Ingredients
- cooking spray
- 4 (4 ounce) fillets salmon
- ½ cup low-fat mayonnaise
- 1 tablespoon lemon juice
- 1 tablespoon minced fresh rosemary
- ¼ teaspoon ground black pepper
- ½ cup chopped hazelnuts
Why You'll Love Making This
This dish combines bright citrus flavors with the rich, nutty crunch of hazelnuts. It’s a perfect balance of textures and tastes that feels fresh and satisfying. Plus, it’s a healthy way to enjoy salmon with added flavor.
Cooking Pointers
- Make sure the salmon skin is dry before applying the crust for better adhesion.
- Toast the hazelnuts lightly to bring out their natural oils and enhance flavor.
- Use a sharp knife to score the salmon skin slightly to help it cook evenly and stay crispy.
- Toast the hazelnuts lightly to bring out their natural oils and enhance flavor.

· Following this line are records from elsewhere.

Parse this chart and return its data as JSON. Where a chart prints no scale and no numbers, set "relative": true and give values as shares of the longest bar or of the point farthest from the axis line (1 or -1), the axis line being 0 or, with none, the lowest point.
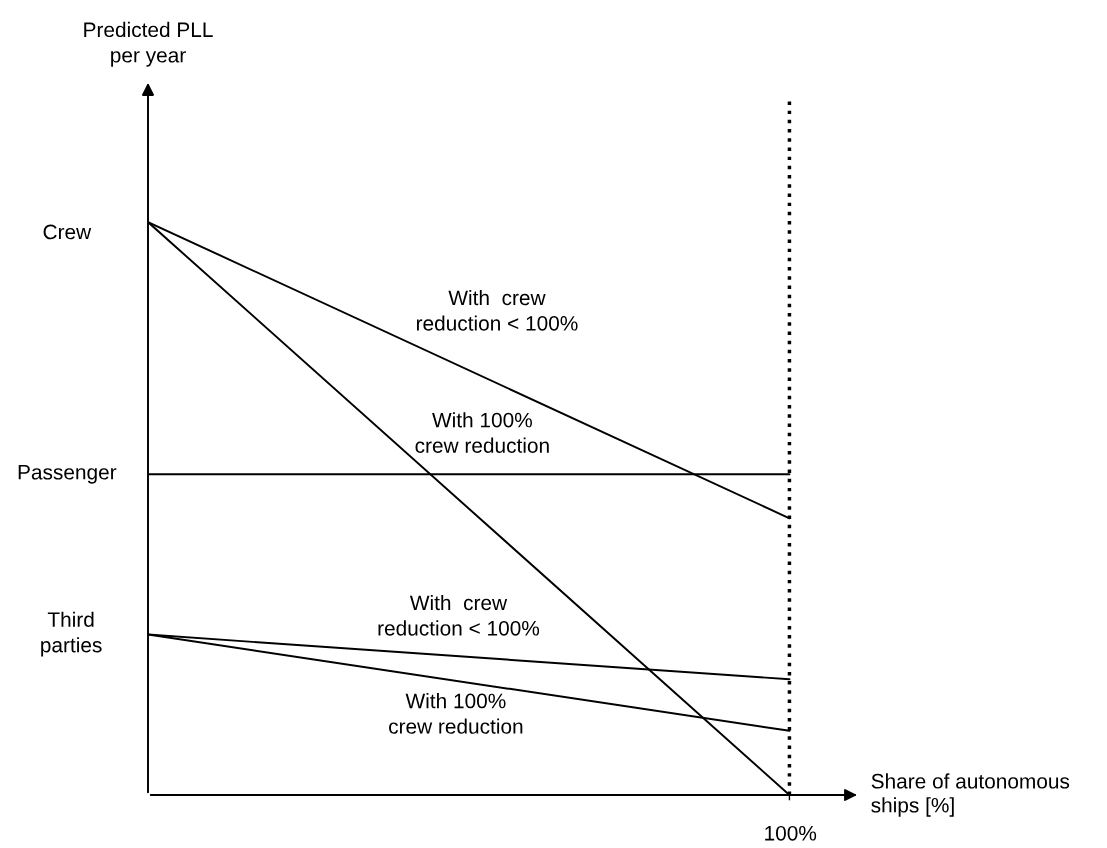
{
  "chart_data": {
    "type": "line",
    "relative": true,
    "xlabel": "Share of autonomous\nships [%]",
    "categories": [
      null,
      null
    ],
    "series": [
      {
        "name": "With  crew\nreduction < 100%",
        "color": "#000000",
        "values": [
          1,
          0.483
        ]
      },
      {
        "name": "With 100%\ncrew reduction",
        "color": "#000000",
        "values": [
          1,
          0
        ]
      },
      {
        "color": "#000000",
        "values": [
          0.56,
          0.56
        ]
      },
      {
        "name": "With  crew\nreduction < 100%",
        "color": "#000000",
        "values": [
          0.28,
          0.202
        ]
      },
      {
        "name": "With 100%\ncrew reduction",
        "color": "#000000",
        "values": [
          0.28,
          0.112
        ]
      }
    ],
    "annotations": [
      "Predicted PLL\nper year",
      "Crew",
      "Passenger",
      "Third\nparties",
      "100%"
    ]
  }
}
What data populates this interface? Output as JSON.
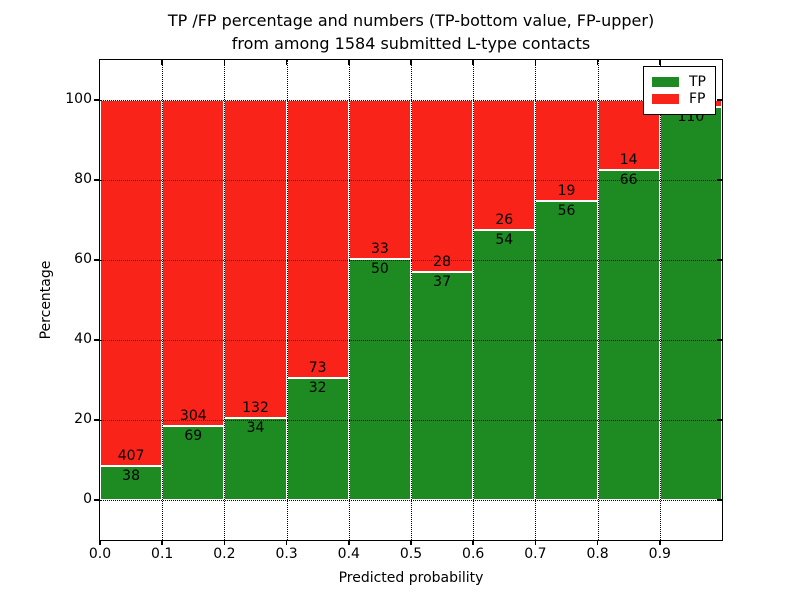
{
  "title": {
    "line1": "TP /FP percentage and numbers (TP-bottom value, FP-upper)",
    "line2": "from among 1584 submitted L-type contacts"
  },
  "axes": {
    "xlabel": "Predicted probability",
    "ylabel": "Percentage",
    "x_tick_labels": [
      "0.0",
      "0.1",
      "0.2",
      "0.3",
      "0.4",
      "0.5",
      "0.6",
      "0.7",
      "0.8",
      "0.9"
    ],
    "y_tick_labels": [
      "0",
      "20",
      "40",
      "60",
      "80",
      "100"
    ],
    "y_tick_values": [
      0,
      20,
      40,
      60,
      80,
      100
    ],
    "xlim": [
      0.0,
      1.0
    ],
    "ylim": [
      -10,
      110
    ],
    "grid_style": "dotted"
  },
  "legend": {
    "position": "upper right",
    "items": [
      {
        "label": "TP",
        "color": "#1e8b22"
      },
      {
        "label": "FP",
        "color": "#fa231a"
      }
    ]
  },
  "chart_data": {
    "type": "bar",
    "stacked": true,
    "title": "TP /FP percentage and numbers (TP-bottom value, FP-upper) from among 1584 submitted L-type contacts",
    "xlabel": "Predicted probability",
    "ylabel": "Percentage",
    "total_contacts": 1584,
    "xlim": [
      0.0,
      1.0
    ],
    "ylim": [
      -10,
      110
    ],
    "bin_width": 0.1,
    "bins": [
      "0.0-0.1",
      "0.1-0.2",
      "0.2-0.3",
      "0.3-0.4",
      "0.4-0.5",
      "0.5-0.6",
      "0.6-0.7",
      "0.7-0.8",
      "0.8-0.9",
      "0.9-1.0"
    ],
    "series": [
      {
        "name": "TP",
        "color": "#1e8b22",
        "counts": [
          38,
          69,
          34,
          32,
          50,
          37,
          54,
          56,
          66,
          110
        ],
        "pct": [
          8.54,
          18.5,
          20.48,
          30.48,
          60.24,
          56.92,
          67.5,
          74.67,
          82.5,
          98.21
        ]
      },
      {
        "name": "FP",
        "color": "#fa231a",
        "counts": [
          407,
          304,
          132,
          73,
          33,
          28,
          26,
          19,
          14,
          null
        ],
        "pct": [
          91.46,
          81.5,
          79.52,
          69.52,
          39.76,
          43.08,
          32.5,
          25.33,
          17.5,
          1.79
        ]
      }
    ],
    "bar_labels": {
      "tp": [
        "38",
        "69",
        "34",
        "32",
        "50",
        "37",
        "54",
        "56",
        "66",
        "110"
      ],
      "fp": [
        "407",
        "304",
        "132",
        "73",
        "33",
        "28",
        "26",
        "19",
        "14",
        ""
      ]
    }
  }
}
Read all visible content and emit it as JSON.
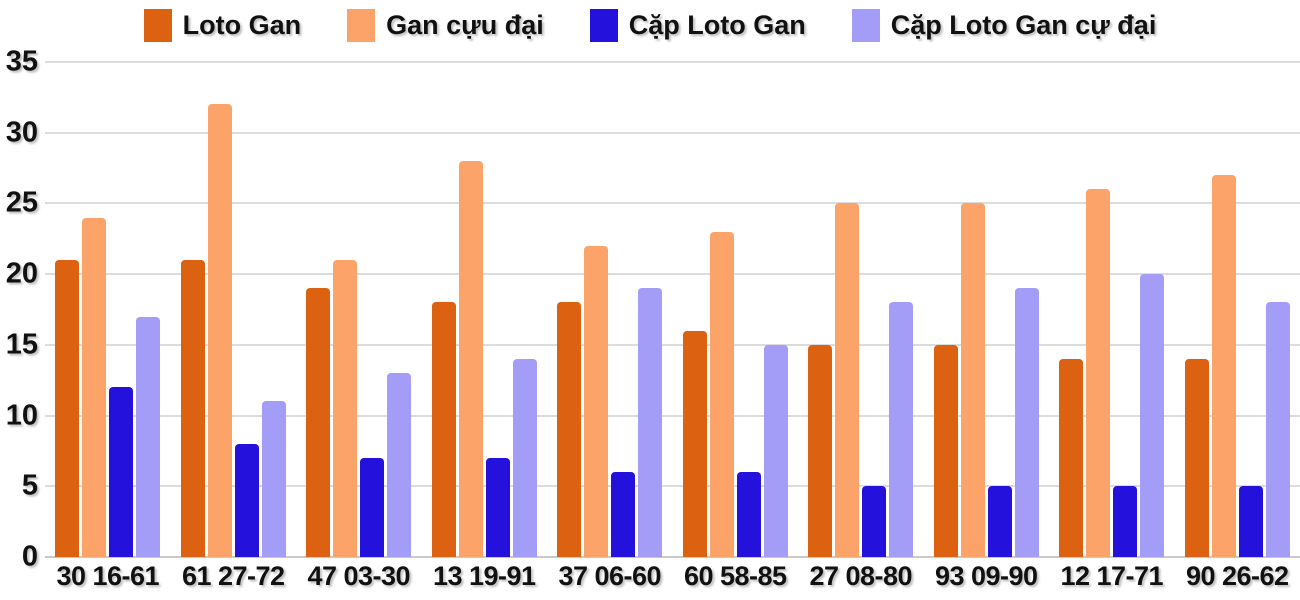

- Use a sharp knife to score the salmon skin slightly to help it cook evenly and stay crispy.
Directions
Warm your oven to 400°F (200°C) and lightly spray a baking sheet to keep the salmon from sticking. Lay the salmon fillets on the sheet. In a small bowl, mix together mayonnaise and lemon juice until smooth, then spread this mixture evenly over the top of each piece of fish. Sprinkle some rosemary, salt, and black pepper on each fillet for extra flavor. Next, press hazelnuts on top to create a crunchy crust. Pop the salmon into the oven and bake for about 15 minutes, or until the fish flakes easily when you test it with a fork.
Serving Combinations
Serve with a simple green salad dressed with lemon vinaigrette or alongside roasted vegetables. A side of fluffy quinoa or wild rice also pairs well and soaks up the citrusy juices perfectly.
Storage & Reheating
Store any leftovers in an airtight container in the refrigerator for up to two days. Reheat gently in the oven to keep the crust crisp, or enjoy cold as a delicious salad topping.